Nasional

Masyarakat Sipil Tuntut Kemenkes Hentikan Pembahasan RPMK 2024 terkait Produk Tembakau dan Rokok Elektronik

Rabu, 18 September 2024 | 17:30 WIB

Masyarakat Sipil Tuntut Kemenkes Hentikan Pembahasan RPMK 2024 terkait Produk Tembakau dan Rokok Elektronik

Peserta Halaqah Nasional untuk memfasilitasi dialog antara masyarakat sipil dan pemerintah, yang diselenggarakan oleh Perhimpunan Pengembangan Pesantren dan Masyarakat (P3M) di Hotel Ashley, pada Selasa (17/9/2024). (Foto: dok. P3M)

Jakarta, NU Online

Aliansi masyarakat sipil menuntut pembahasan Rancangan Peraturan Menteri Kesehatan (RPMK) 2024 dihentikan karena terlalu memasung ruang gerak produk tembakau, rokok elektronik dan tata niaga pertembakauan di Indonesia.

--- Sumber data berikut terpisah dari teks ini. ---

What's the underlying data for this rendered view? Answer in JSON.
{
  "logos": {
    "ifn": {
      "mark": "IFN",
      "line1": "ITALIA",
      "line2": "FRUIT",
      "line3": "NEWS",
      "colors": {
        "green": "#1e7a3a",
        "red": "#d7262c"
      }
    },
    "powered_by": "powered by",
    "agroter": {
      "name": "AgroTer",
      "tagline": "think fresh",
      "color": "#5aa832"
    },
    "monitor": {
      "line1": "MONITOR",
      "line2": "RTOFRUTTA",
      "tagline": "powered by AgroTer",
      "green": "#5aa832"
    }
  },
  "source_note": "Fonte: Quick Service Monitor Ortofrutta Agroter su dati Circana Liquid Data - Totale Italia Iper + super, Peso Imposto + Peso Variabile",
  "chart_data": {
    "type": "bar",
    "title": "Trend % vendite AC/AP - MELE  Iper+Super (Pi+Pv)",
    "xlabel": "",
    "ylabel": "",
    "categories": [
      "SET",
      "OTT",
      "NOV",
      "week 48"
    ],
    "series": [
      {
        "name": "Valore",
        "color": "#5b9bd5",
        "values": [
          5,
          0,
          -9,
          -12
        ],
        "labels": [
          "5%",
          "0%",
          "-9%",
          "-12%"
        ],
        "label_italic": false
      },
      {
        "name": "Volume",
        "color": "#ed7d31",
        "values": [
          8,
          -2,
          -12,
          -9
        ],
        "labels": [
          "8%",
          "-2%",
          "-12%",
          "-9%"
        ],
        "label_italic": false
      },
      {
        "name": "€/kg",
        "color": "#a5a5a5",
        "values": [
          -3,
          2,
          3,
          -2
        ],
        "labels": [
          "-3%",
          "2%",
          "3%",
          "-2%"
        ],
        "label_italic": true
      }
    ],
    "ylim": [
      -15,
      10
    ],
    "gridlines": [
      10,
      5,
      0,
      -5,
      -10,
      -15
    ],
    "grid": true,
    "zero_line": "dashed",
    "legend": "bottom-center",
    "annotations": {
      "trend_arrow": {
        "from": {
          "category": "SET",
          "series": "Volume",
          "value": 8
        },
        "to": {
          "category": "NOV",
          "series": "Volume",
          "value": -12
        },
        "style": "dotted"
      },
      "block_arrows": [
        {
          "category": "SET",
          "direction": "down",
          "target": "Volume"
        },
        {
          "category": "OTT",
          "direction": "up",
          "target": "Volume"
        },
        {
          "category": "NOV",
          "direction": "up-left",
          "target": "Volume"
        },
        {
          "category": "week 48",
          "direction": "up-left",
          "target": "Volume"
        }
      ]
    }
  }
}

Petisi ini disampaikan perwakilan masyarakat sipil dalam acara Halaqah Nasional untuk memfasilitasi dialog antara masyarakat sipil dan pemerintah, yang diselenggarakan oleh Perhimpunan Pengembangan Pesantren dan Masyarakat (P3M) di Hotel Ashley, pada Selasa (17/9/2024)


Halaqah diikuti oleh 50 peserta dari berbagai kalangan, termasuk perwakilan pemerintah, asosiasi petani, serikat pekerja, asosiasi ritel, pelaku usaha, asosiasi industri tembakau, aliansi masyarakat sipil, akademisi, tokoh agama, dan media.


Acara Halaqah Nasional dengan tema Telaah Kritis RPMK 2024 tentang Pengamanan Produk Tembakau dan Rokok Elektronik menghadirkan beberapa narasumber.


Di antaranya perwakilan Kemenkes Benget Saragih, Ketua PBNU KH Miftah Faqih, Wakil Rektor Universitas Nahdlatul Ulama Indonesia (Unusia) Syahrizal Syarif, Pakar Hukum dari Universitas Trisakti Ali Rido, Ketua Ketua FSP-RTMM-SPSI Sudarto, Kusnasi Muhdi sebagai perwakilan Asosiasi Petani Tembakau Indonesia), dan Anggota DPR RI Komisi XI Misbakhun.


Direktur P3M Sarmidi Husna menyampaikan, halaqah ini dilatarbelakangi oleh kekhawatiran berbagai pihak terhadap dampak RPMK 2024 tentang Pengamanan Produk Tembakau dan Rokok Elektronik, yang mengusulkan ketentuan kemasan polos tanpa merek untuk diberlakukan.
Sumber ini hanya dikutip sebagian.